您可以使用.NET函数String.Splitt().来完成此操作
假设你的日期字符串是固定长度的,这应该有效:
//string inputStr = "20130201:14:58:47 I search: xx ('ID'= (xxxxxxxx) )";
//string inputStr = "20130201:14:58:56 I request: search | For ID | Search";
string inputStr = "20130201:14:58:56 I search: xx ('ID'= (xxxxxxx) )";
string dateStr = inputStr.Substring(0, 17);
string[] splitStr = inputStr.Substring(18).Split(new char[] { ':' });
string actionStr = splitStr[0].Substring(0, splitStr[0].IndexOf(' '));
string userStr = splitStr[0].Substring(2);
string restStr = splitStr[1].TrimStart();
// print out what we parsed
Console.WriteLine(inputStr);
Console.WriteLine(dateStr);
Console.WriteLine(actionStr);
Console.WriteLine(userStr);
Console.WriteLine(restStr);
输出:
20130201:14:58:56 I search: xx ('ID'= (xxxxxxx) )
20130201:14:58:56
I
search
xx ('ID'= (xxxxxxx) )
我尝试了一种稍微不同的方法。我创建了一个控制台程序,可以将这些文件转换为完全限定的csv文件。然后,您可以很容易地使用ssms导入到sql中。
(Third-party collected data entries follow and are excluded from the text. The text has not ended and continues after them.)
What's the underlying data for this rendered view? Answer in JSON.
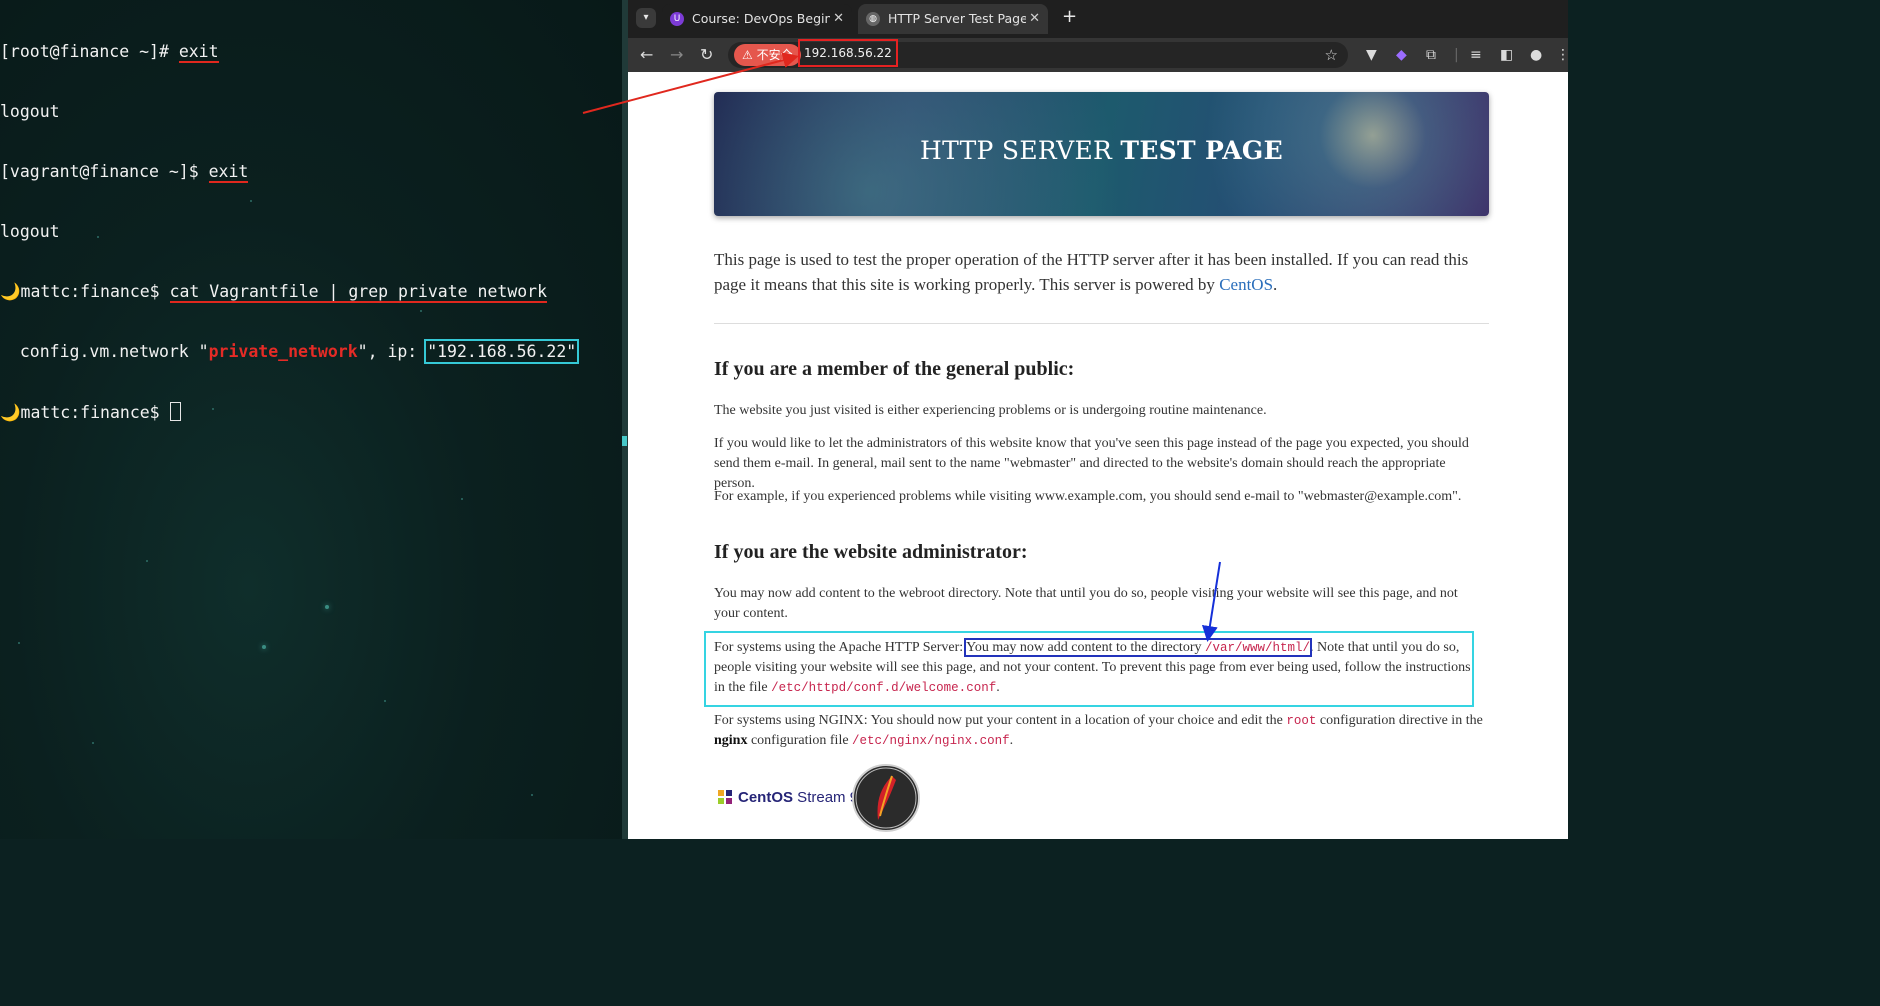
{
  "terminal": {
    "lines": [
      {
        "prompt": "[root@finance ~]# ",
        "cmd": "exit"
      },
      {
        "output": "logout"
      },
      {
        "prompt": "[vagrant@finance ~]$ ",
        "cmd": "exit"
      },
      {
        "output": "logout"
      },
      {
        "prompt_icon": "🌙",
        "prompt": "mattc:finance$ ",
        "cmd": "cat Vagrantfile | grep private network"
      },
      {
        "pre": "  config.vm.network \"",
        "keyword": "private_network",
        "mid": "\", ip: ",
        "ip": "\"192.168.56.22\""
      },
      {
        "prompt_icon": "🌙",
        "prompt": "mattc:finance$ "
      }
    ]
  },
  "browser": {
    "tabs": [
      {
        "title": "Course: DevOps Beginne",
        "favicon": "course-icon",
        "active": false
      },
      {
        "title": "HTTP Server Test Page p",
        "favicon": "globe-icon",
        "active": true
      }
    ],
    "new_tab": "+",
    "security_label": "⚠ 不安全",
    "url": "192.168.56.22"
  },
  "page": {
    "hero_title_normal": "HTTP SERVER ",
    "hero_title_bold": "TEST PAGE",
    "intro_text": "This page is used to test the proper operation of the HTTP server after it has been installed. If you can read this page it means that this site is working properly. This server is powered by ",
    "intro_link": "CentOS",
    "intro_end": ".",
    "section1_title": "If you are a member of the general public:",
    "section1_p1": "The website you just visited is either experiencing problems or is undergoing routine maintenance.",
    "section1_p2": "If you would like to let the administrators of this website know that you've seen this page instead of the page you expected, you should send them e-mail. In general, mail sent to the name \"webmaster\" and directed to the website's domain should reach the appropriate person.",
    "section1_p3": "For example, if you experienced problems while visiting www.example.com, you should send e-mail to \"webmaster@example.com\".",
    "section2_title": "If you are the website administrator:",
    "section2_p1": "You may now add content to the webroot directory. Note that until you do so, people visiting your website will see this page, and not your content.",
    "apache_lead": "For systems using the Apache HTTP Server: ",
    "apache_highlight": "You may now add content to the directory ",
    "apache_dir": "/var/www/html/",
    "apache_rest": ". Note that until you do so, people visiting your website will see this page, and not your content. To prevent this page from ever being used, follow the instructions in the file ",
    "apache_file": "/etc/httpd/conf.d/welcome.conf",
    "apache_end": ".",
    "nginx_lead": "For systems using NGINX: You should now put your content in a location of your choice and edit the ",
    "nginx_root": "root",
    "nginx_mid": " configuration directive in the ",
    "nginx_bold": "nginx",
    "nginx_mid2": " configuration file ",
    "nginx_file": "/etc/nginx/nginx.conf",
    "nginx_end": ".",
    "centos_logo_bold": "CentOS",
    "centos_logo_rest": " Stream 9",
    "apache_badge": "POWERED BY APACHE"
  },
  "colors": {
    "terminal_bg": "#0b201f",
    "annotation_red": "#e0281e",
    "annotation_cyan": "#35d4e2",
    "annotation_blue": "#2233bb",
    "link_blue": "#2a6ebb",
    "code_pink": "#c7254e"
  }
}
static void Main(string[] args)
{
if (args.Length == 2)
{
using (StreamWriter sw = new StreamWriter(args[1]))
{
using (StreamReader sr = new StreamReader(args[0]))
{
String line;
while ((line = sr.ReadLine()) != null)
{
int index = 0;
int oldIndex = 0;
string dateTime = null;
string action = null;
string task = null;
string details = null;
index = line.IndexOf(' ', oldIndex);
dateTime = line.Substring(oldIndex, index - oldIndex);
oldIndex = index + 1;
index = line.IndexOf(' ', oldIndex);
action = line.Substring(oldIndex, index - oldIndex);
oldIndex = index + 1;
index = line.IndexOf(':', oldIndex);
task = line.Substring(oldIndex, index - oldIndex);
oldIndex = index + 1;
details = line.Substring(oldIndex + 1);
sw.WriteLine(""{0}","{1}","{2}","{3}"", dateTime, action, task, details);
}
}
}
}
else
{
Console.WriteLine("Usage: program <input> <output>");
}
}
在这种情况下,正则表达式可能是正确的使用方法。
var testVectors = new[]
{
"20130201:14:58:47 I search: xx ('ID'= (xxxxxxxx) )",
"20130201:14:58:56 I request: search | For ID | Search",
"20130201:14:58:56 I search: xx ('ID'= (xxxxxxx) )"
};
var expression = @"^(?<TimeStamp>[0-9]{8}(:[0-9]{2}){3}) (?<Action>[^ ]+) (?<Type>search|request): (?<Rest>.*)$";
var regex = new Regex(expression);
foreach (var testVector in testVectors)
{
var match = regex.Match(testVector);
Console.WriteLine(match.Groups["Timestamp"]);
Console.WriteLine(match.Groups["Action"]);
Console.WriteLine(match.Groups["Type"]);
Console.WriteLine(match.Groups["Rest"]);
}
所使用的表达式做了一些假设——您所称的action是一个不包含任何空格的字符序列,并且只有search
和request
是我所称类型的有效值。但是,如果任何假设都不成立,那么采用这个表达应该很容易。